At the time it was faster than a lot of the minicomputers out there.
Also good to note that RISC OS had these context-sensitive menus before the Mac or Windows did.
The other nice thing about the RISC OS menus was that the 'Save As' option (whatever it was called) would pop out a submenu which had an icon of the file in it - you would then drag that icon to wherever you wanted to save it. That struck me as a lovely implementation of the "spatial file manager" idea, and immediately raised the possibility of having other kinds of terminal menus that would do special things.
The icon above "TextFile" would be dragged to a file window. The only file window shows the ROM applications, so it's actually read-only and there's nowhere useful to drag this icon.
Clicking !Alarm etc with the left mouse button selects one at a time, right clicking extends the selection. There are few other things to usefully right click on. The scroll arrows / bar scroll in the opposite direction with a right click. Selecting a menu option from the pop-up menu with a right click keeps the menu open.
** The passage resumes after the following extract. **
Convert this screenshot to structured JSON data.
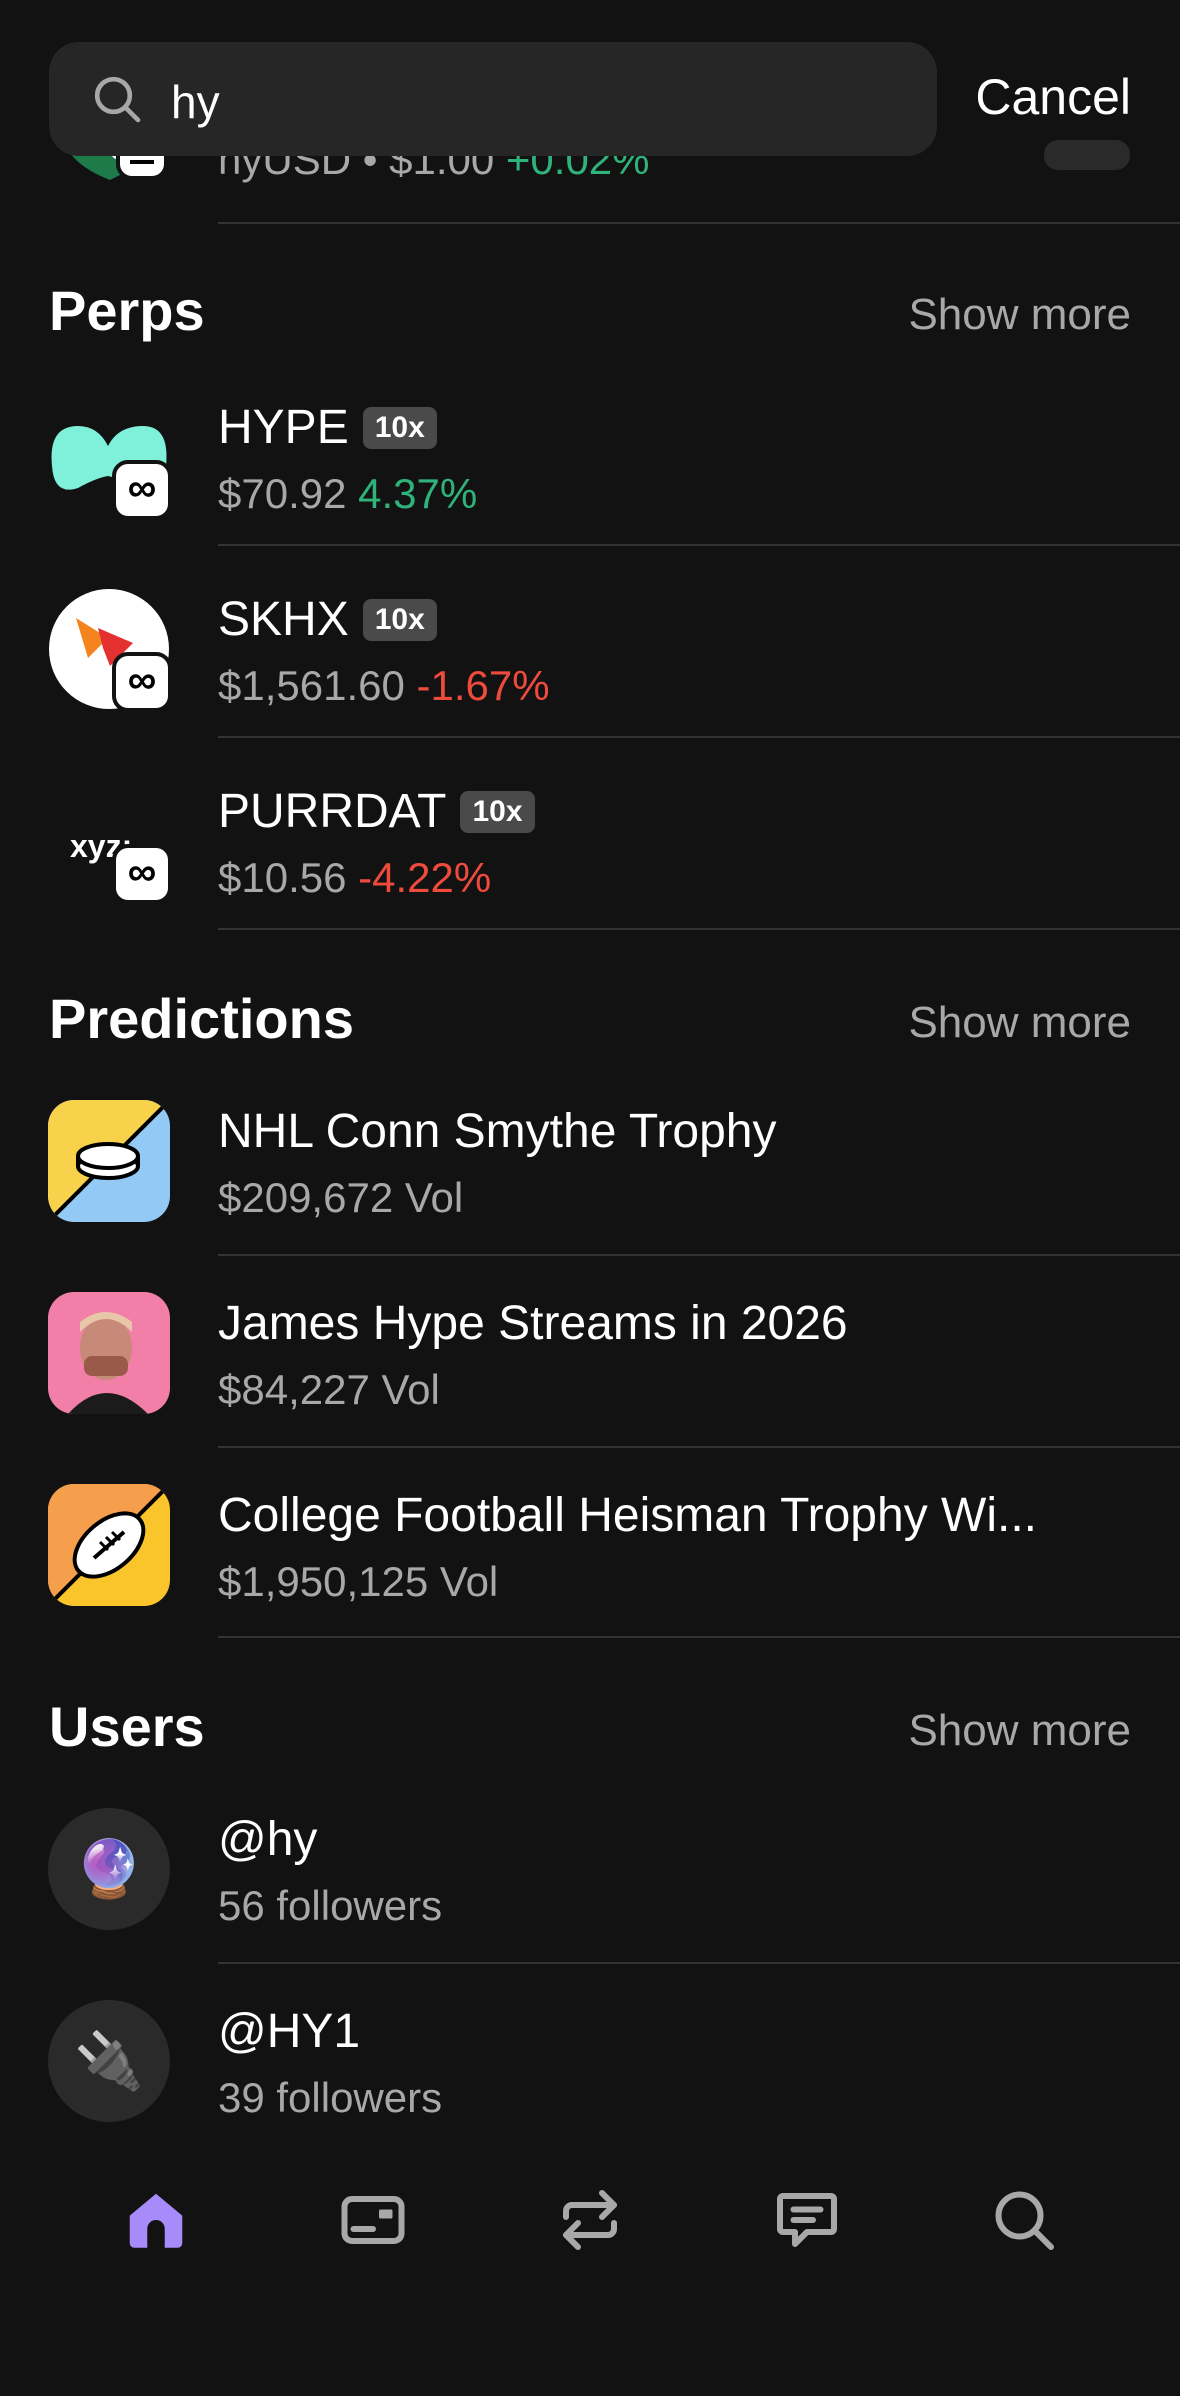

The other really nice thing was the anti-aliasing, which was wonderful.
But one thing to keep in mind, the fast boot up, super responsiveness and anti-aliased fonts are not because you're running a 90s operating system on 201X tech, it actually ran that nicely back in the day too.
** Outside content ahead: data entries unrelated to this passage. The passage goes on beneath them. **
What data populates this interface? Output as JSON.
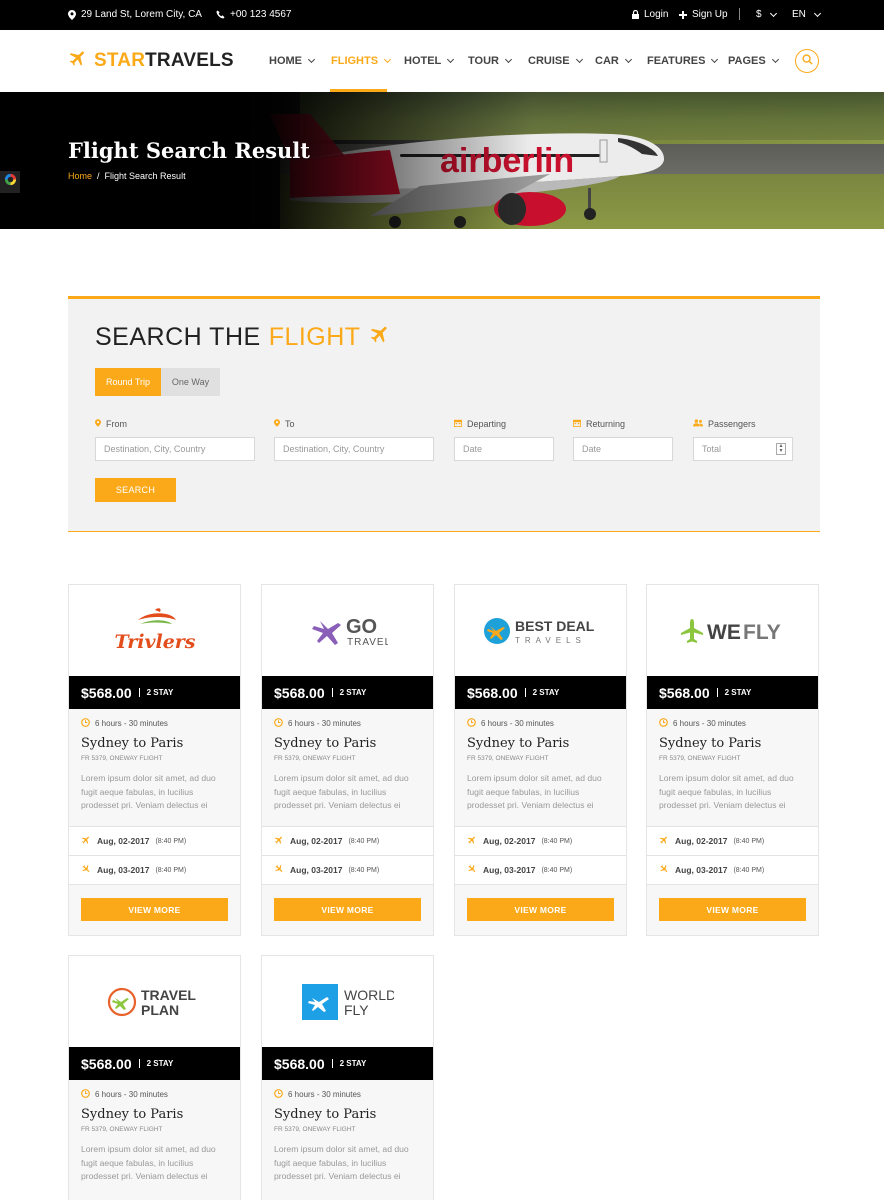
{
  "colors": {
    "accent": "#fba919",
    "dark": "#000000",
    "panel": "#f2f2f2"
  },
  "topbar": {
    "address": "29 Land St, Lorem City, CA",
    "phone": "+00 123 4567",
    "login": "Login",
    "signup": "Sign Up",
    "currency": "$",
    "language": "EN"
  },
  "header": {
    "logo_accent": "STAR",
    "logo_rest": "TRAVELS",
    "nav": [
      "HOME",
      "FLIGHTS",
      "HOTEL",
      "TOUR",
      "CRUISE",
      "CAR",
      "FEATURES",
      "PAGES"
    ],
    "active_nav": "FLIGHTS"
  },
  "hero": {
    "title": "Flight Search Result",
    "breadcrumb_home": "Home",
    "breadcrumb_current": "Flight Search Result",
    "livery_text": "airberlin"
  },
  "search": {
    "title_prefix": "SEARCH THE",
    "title_highlight": "FLIGHT",
    "tabs": [
      "Round Trip",
      "One Way"
    ],
    "active_tab": "Round Trip",
    "fields": [
      {
        "label": "From",
        "placeholder": "Destination, City, Country",
        "icon": "map-pin-icon"
      },
      {
        "label": "To",
        "placeholder": "Destination, City, Country",
        "icon": "map-pin-icon"
      },
      {
        "label": "Departing",
        "placeholder": "Date",
        "icon": "calendar-icon"
      },
      {
        "label": "Returning",
        "placeholder": "Date",
        "icon": "calendar-icon"
      },
      {
        "label": "Passengers",
        "placeholder": "Total",
        "icon": "users-icon"
      }
    ],
    "button": "SEARCH"
  },
  "flights": [
    {
      "brand": "Trivlers",
      "brand_line1": "Trivlers",
      "brand_line2": "",
      "price": "$568.00",
      "stay": "2 STAY",
      "duration": "6 hours - 30 minutes",
      "route": "Sydney to Paris",
      "flight_no": "FR 5379, ONEWAY FLIGHT",
      "description": "Lorem ipsum dolor sit amet, ad duo fugit aeque fabulas, in lucilius prodesset pri. Veniam delectus ei",
      "depart_date": "Aug, 02-2017",
      "depart_time": "(8:40 PM)",
      "arrive_date": "Aug, 03-2017",
      "arrive_time": "(8:40 PM)",
      "button": "VIEW MORE"
    },
    {
      "brand": "GO TRAVEL",
      "brand_line1": "GO",
      "brand_line2": "TRAVEL",
      "price": "$568.00",
      "stay": "2 STAY",
      "duration": "6 hours - 30 minutes",
      "route": "Sydney to Paris",
      "flight_no": "FR 5379, ONEWAY FLIGHT",
      "description": "Lorem ipsum dolor sit amet, ad duo fugit aeque fabulas, in lucilius prodesset pri. Veniam delectus ei",
      "depart_date": "Aug, 02-2017",
      "depart_time": "(8:40 PM)",
      "arrive_date": "Aug, 03-2017",
      "arrive_time": "(8:40 PM)",
      "button": "VIEW MORE"
    },
    {
      "brand": "BEST DEAL TRAVELS",
      "brand_line1": "BEST DEAL",
      "brand_line2": "TRAVELS",
      "price": "$568.00",
      "stay": "2 STAY",
      "duration": "6 hours - 30 minutes",
      "route": "Sydney to Paris",
      "flight_no": "FR 5379, ONEWAY FLIGHT",
      "description": "Lorem ipsum dolor sit amet, ad duo fugit aeque fabulas, in lucilius prodesset pri. Veniam delectus ei",
      "depart_date": "Aug, 02-2017",
      "depart_time": "(8:40 PM)",
      "arrive_date": "Aug, 03-2017",
      "arrive_time": "(8:40 PM)",
      "button": "VIEW MORE"
    },
    {
      "brand": "WEFLY",
      "brand_line1": "WE",
      "brand_line2": "FLY",
      "price": "$568.00",
      "stay": "2 STAY",
      "duration": "6 hours - 30 minutes",
      "route": "Sydney to Paris",
      "flight_no": "FR 5379, ONEWAY FLIGHT",
      "description": "Lorem ipsum dolor sit amet, ad duo fugit aeque fabulas, in lucilius prodesset pri. Veniam delectus ei",
      "depart_date": "Aug, 02-2017",
      "depart_time": "(8:40 PM)",
      "arrive_date": "Aug, 03-2017",
      "arrive_time": "(8:40 PM)",
      "button": "VIEW MORE"
    },
    {
      "brand": "TRAVEL PLAN",
      "brand_line1": "TRAVEL",
      "brand_line2": "PLAN",
      "price": "$568.00",
      "stay": "2 STAY",
      "duration": "6 hours - 30 minutes",
      "route": "Sydney to Paris",
      "flight_no": "FR 5379, ONEWAY FLIGHT",
      "description": "Lorem ipsum dolor sit amet, ad duo fugit aeque fabulas, in lucilius prodesset pri. Veniam delectus ei"
    },
    {
      "brand": "WORLD FLY",
      "brand_line1": "WORLD",
      "brand_line2": "FLY",
      "price": "$568.00",
      "stay": "2 STAY",
      "duration": "6 hours - 30 minutes",
      "route": "Sydney to Paris",
      "flight_no": "FR 5379, ONEWAY FLIGHT",
      "description": "Lorem ipsum dolor sit amet, ad duo fugit aeque fabulas, in lucilius prodesset pri. Veniam delectus ei"
    }
  ]
}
I often wonder what computing today would look like if different operating systems had gained dominance.
ARM originally meant Acorn RISC Machine.
Their impact cannot be overstated.
As I understand it, the Electron was a bit of a commercial failure. However this caused remaining stock to be dumped (at least in the Netherlands) at rock bottom prices. My primary school teacher was a big fan of them, and installed a couple of them at our primary school. I got to borrow one for a summer break (1990?). My first forays into Basic programming, as well as trying to understand German, since that was the language in which the accompanying Basic manual was written.
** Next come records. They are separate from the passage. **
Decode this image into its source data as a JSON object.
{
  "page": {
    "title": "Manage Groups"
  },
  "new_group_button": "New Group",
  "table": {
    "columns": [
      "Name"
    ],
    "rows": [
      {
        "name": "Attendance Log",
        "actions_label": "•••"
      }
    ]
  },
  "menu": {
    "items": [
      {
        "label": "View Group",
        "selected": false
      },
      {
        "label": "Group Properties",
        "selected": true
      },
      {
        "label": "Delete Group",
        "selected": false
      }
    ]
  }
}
Weird to think how many billions of ARM chips there are now. Another 40 million made every day apparently.
The jump delay slots, I think, are something they share with MIPS, but I'm not aware of anything else.
I almost did that in college. It was a beauty - a stack based CPU that could run an almost decent FORTH on metal. I wonder if it would have worked if actually built.
Of course, ARM is a much more complex thing than my toy.
By the time my beeb reached its end of life it had a Torch Z80 co-processor running a clone/lookalike of CP/M-80 (I picked up some dBase II/dBase III work along the way), a pair of high density floppies and loads of other stuff installed. It outgrew even the aftermarket cases and ended up living in a 19" half height Data General mini computer rack (I was very fortunate to work spare hours with a local Data General broker - I even ended up with a full Eclipse S/130 based mini living in my parents house :) ).
For many young people of that time it was a hugely influential machine.
RISC OS can run on any Raspberry Pi very easily, or emulators like Arcem.